Have you seen those “I met my younger self for coffee” posts floating around? I’ve always enjoyed reading them, and honestly, I started writing my own just for kicks – no intention of sharing it. But somehow, it turned into something a lot bigger than I expected and went far beyond the short Instagram snippets I’d seen before. It became a mini-essay, to be fair. So, without further ado, here’s a slightly longer (and probably more honest) version of that conversation.
I met my younger self for coffee today. She walked into the cozy café with nervous energy and sat by the bookshelf like it was the safest place in the world. Her eyes flicked around the room, searching for something familiar. I smiled, already feeling protective of her. She talked quickly – too quickly – trying to fill the space before the silence asked anything too real. I matched her speed. Some habits don’t go away.

She didn’t ask about the future. She was too scared to know. She’s always been that way – curious, but terrified that too much knowledge might jinx it all. But I knew what she really wanted to ask. I could feel it humming beneath her skin.
She wanted to know if she made it.
Not “made it” like career or success or any of the boxes people measure life by. No, she wanted to know if she ever broke free. If she ever found the kind of life she’d spent her childhood dreaming about while staring out of classroom windows.
Freedom was her obsession. She couldn’t name it back then, not really. She just knew she didn’t want what everyone else seemed to want. She hated the idea of beige office buildings, of packed lunches and peak hour traffic, of a life dictated by a calendar someone else made. Sundays felt heavy, even when she had nothing to dread. It wasn’t that school was hard – she was smart, capable – but everything felt small. Like she was always playing a supporting role in someone else’s story.
And oh, how she ached to run.

I told her I remembered that ache. The restlessness. The way coming back from a camping holiday felt like slipping into a grey version of the world. The way the sea seemed to stretch something open in her – like she was made of saltwater and wildness and couldn’t survive being boxed in.
“You weren’t wrong,” I told her. “You weren’t broken for feeling that way. You were just awake.”
She asked if she still loved the sea. I laughed. “More than ever. You live for it. It resets you. You’ve built a life that bends toward it, not away. You still feel weird without it.”
Her eyes watered. Not out of sadness, but something softer. Something like hope. She asked if I was happy. I told her yes, and no, and yes again.
I told her I did it. That I built a life that doesn’t follow the rules. That I travel. That I take my family with me. That we’ve seen coastlines and mountaintops, slept in campervans and crammed into little beds all together. That my little boy is growing up knowing that the world is big and beautiful and full of possibility, and that routine is optional.
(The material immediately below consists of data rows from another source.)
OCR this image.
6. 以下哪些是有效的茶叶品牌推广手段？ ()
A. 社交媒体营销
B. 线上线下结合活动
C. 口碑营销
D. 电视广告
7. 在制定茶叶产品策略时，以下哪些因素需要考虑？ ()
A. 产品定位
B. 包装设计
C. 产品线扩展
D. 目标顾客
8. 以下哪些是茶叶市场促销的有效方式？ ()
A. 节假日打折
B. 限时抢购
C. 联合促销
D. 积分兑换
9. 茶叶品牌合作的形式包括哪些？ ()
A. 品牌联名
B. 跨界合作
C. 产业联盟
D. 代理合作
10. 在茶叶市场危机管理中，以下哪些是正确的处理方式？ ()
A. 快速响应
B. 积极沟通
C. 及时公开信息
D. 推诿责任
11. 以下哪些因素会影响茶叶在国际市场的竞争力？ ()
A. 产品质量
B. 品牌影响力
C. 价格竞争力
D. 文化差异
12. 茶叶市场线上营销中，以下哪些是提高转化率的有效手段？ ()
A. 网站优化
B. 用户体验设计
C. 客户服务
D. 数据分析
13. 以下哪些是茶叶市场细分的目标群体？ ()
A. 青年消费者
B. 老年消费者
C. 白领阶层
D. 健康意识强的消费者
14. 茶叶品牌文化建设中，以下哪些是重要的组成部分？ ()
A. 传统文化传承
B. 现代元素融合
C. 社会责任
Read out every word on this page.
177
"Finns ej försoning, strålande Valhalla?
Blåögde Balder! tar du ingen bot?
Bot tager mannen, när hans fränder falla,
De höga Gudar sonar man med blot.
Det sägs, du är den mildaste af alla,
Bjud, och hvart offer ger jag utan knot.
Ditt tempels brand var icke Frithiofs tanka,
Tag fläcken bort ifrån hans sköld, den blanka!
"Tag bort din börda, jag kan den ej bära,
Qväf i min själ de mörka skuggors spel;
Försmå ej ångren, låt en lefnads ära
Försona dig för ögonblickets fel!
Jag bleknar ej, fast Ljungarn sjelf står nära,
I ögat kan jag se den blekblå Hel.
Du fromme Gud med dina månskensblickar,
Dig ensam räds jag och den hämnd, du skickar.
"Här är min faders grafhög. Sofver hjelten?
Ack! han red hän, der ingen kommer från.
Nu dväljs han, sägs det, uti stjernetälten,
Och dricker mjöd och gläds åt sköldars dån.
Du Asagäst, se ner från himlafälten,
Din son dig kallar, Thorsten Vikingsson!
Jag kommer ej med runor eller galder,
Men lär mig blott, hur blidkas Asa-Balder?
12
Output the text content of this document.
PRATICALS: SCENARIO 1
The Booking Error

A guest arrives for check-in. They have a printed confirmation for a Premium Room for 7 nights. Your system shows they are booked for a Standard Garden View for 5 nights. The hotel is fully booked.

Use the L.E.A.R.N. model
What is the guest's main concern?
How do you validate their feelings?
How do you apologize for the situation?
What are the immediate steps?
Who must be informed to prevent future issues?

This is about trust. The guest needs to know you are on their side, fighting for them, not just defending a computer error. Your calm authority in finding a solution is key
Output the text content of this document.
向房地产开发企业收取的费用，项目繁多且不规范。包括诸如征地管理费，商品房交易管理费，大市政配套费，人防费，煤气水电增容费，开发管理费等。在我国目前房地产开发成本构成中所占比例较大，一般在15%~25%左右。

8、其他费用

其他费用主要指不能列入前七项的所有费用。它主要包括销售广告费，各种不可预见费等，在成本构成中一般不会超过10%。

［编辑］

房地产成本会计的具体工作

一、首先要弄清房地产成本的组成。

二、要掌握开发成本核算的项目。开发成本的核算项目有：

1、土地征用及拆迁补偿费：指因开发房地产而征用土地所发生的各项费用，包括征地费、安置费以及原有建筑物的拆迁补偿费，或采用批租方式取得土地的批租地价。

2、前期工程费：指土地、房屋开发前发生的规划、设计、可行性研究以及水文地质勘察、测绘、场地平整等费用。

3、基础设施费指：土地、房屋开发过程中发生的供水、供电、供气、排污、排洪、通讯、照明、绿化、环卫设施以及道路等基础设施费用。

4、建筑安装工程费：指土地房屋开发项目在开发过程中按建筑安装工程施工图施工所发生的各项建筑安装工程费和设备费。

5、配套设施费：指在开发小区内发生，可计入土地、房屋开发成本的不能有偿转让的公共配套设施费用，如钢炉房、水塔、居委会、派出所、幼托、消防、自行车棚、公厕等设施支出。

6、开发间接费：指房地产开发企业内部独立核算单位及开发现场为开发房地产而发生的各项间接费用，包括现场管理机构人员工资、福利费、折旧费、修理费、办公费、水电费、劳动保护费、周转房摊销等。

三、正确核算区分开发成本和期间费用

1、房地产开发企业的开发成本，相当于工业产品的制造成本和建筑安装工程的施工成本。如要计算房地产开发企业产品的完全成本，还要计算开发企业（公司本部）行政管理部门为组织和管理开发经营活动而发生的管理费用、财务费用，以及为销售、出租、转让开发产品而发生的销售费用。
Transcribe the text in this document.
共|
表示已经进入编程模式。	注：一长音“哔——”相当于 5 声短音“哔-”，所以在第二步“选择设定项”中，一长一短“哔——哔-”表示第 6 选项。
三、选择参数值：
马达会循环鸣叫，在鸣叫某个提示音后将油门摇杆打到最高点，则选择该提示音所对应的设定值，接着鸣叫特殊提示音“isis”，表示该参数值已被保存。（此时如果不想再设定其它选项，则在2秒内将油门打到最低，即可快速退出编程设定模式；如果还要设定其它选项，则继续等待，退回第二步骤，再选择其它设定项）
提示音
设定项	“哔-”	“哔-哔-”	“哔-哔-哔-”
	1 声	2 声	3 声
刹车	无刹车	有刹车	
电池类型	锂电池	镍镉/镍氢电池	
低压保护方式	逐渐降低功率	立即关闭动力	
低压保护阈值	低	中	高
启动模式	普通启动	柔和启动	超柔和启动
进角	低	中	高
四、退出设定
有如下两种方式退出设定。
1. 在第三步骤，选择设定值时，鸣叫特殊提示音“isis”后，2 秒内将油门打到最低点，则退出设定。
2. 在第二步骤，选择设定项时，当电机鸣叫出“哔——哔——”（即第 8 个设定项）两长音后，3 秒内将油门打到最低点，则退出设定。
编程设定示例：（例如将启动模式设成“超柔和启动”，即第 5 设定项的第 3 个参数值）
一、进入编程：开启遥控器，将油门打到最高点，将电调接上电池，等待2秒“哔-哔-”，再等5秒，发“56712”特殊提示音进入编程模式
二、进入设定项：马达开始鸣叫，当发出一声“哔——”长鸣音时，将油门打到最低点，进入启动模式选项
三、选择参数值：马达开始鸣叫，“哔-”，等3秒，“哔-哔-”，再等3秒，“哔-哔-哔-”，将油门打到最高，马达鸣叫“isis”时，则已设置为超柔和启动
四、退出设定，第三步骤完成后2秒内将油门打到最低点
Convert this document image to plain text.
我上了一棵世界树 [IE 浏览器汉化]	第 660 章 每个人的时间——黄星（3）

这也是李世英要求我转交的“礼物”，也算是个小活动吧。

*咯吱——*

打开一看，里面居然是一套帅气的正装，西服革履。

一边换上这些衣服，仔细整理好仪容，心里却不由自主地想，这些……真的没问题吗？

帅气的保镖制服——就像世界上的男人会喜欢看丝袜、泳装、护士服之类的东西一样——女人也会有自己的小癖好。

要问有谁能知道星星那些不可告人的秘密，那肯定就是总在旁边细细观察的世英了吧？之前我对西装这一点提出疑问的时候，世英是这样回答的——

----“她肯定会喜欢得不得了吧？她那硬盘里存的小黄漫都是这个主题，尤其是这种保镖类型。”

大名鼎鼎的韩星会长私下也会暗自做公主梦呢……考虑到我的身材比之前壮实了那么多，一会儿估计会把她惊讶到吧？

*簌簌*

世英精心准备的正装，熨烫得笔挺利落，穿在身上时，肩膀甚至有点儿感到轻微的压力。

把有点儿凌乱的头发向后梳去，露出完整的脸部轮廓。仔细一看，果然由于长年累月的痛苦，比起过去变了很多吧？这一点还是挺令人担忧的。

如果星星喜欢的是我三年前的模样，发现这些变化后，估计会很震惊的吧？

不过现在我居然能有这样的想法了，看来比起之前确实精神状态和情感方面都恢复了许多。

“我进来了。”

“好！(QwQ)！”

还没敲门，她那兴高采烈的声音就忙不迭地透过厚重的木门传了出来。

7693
I told her that some days, I still don’t know what I’m doing. That there are moments of doubt, of chaos, of longing for security. But even in those moments, I’m free. And freedom, for people like us, is the only thing that ever felt like home.
She leaned in then, whispering like it was sacred: “Was it worth it?”
I didn’t pause.
“Yes,” I said. “So worth it. Even if this is only a golden season. Even if we end up somewhere more still one day. We chose adventure. We chose each other. We chose wonder.”
She grinned. “I knew it,” she whispered. “I always knew.”
And then, in a moment so gently heartbreaking I could hardly breathe, she asked what I’d do differently.
I told her: “Go faster. Take the leap sooner. Don’t wait for a sign. Don’t date that guy.”
We both laughed.
And then I got serious, because I knew she needed this part the most.
“Don’t try to be anyone but you. You’ll spend years thinking you’re too much, or not enough. You’ll twist yourself into shapes to make others comfortable. You’ll think you have to earn joy, or prove your worth, or shrink to be loved. Please, just don’t. You were made to be exactly who you are. That weirdness that you keep trying to hide becomes your superpower.”

She nodded. But I could still see the doubt in her.
So I said, “You’re beautiful. You don’t see it yet, but you are. And one day you’ll look at old photos and wish you looked like that again. But more than that – you’ll start feeling beautiful. You’ll take up space. You’ll stop being the side character and step into the spotlight. And when you do, you’ll light up the room.”
She sat with that. I think she believed me. Maybe not fully, but enough.
When we stood to leave, she hugged me too tightly, like she didn’t want to go back. But she had to. She had things to learn. So squeezing her hand gently, I said:
“You don’t have to understand it all right now. Just know this: the life you want is real. It’s messy and brave and wild… and it’s yours. Go and live it.”
And just like that, she left. Lighter. Braver. A little more certain.
And I sat back down, coffee cold, heart full.
Because sometimes, the best way to move forward… is to remind yourself of how far you’ve already come.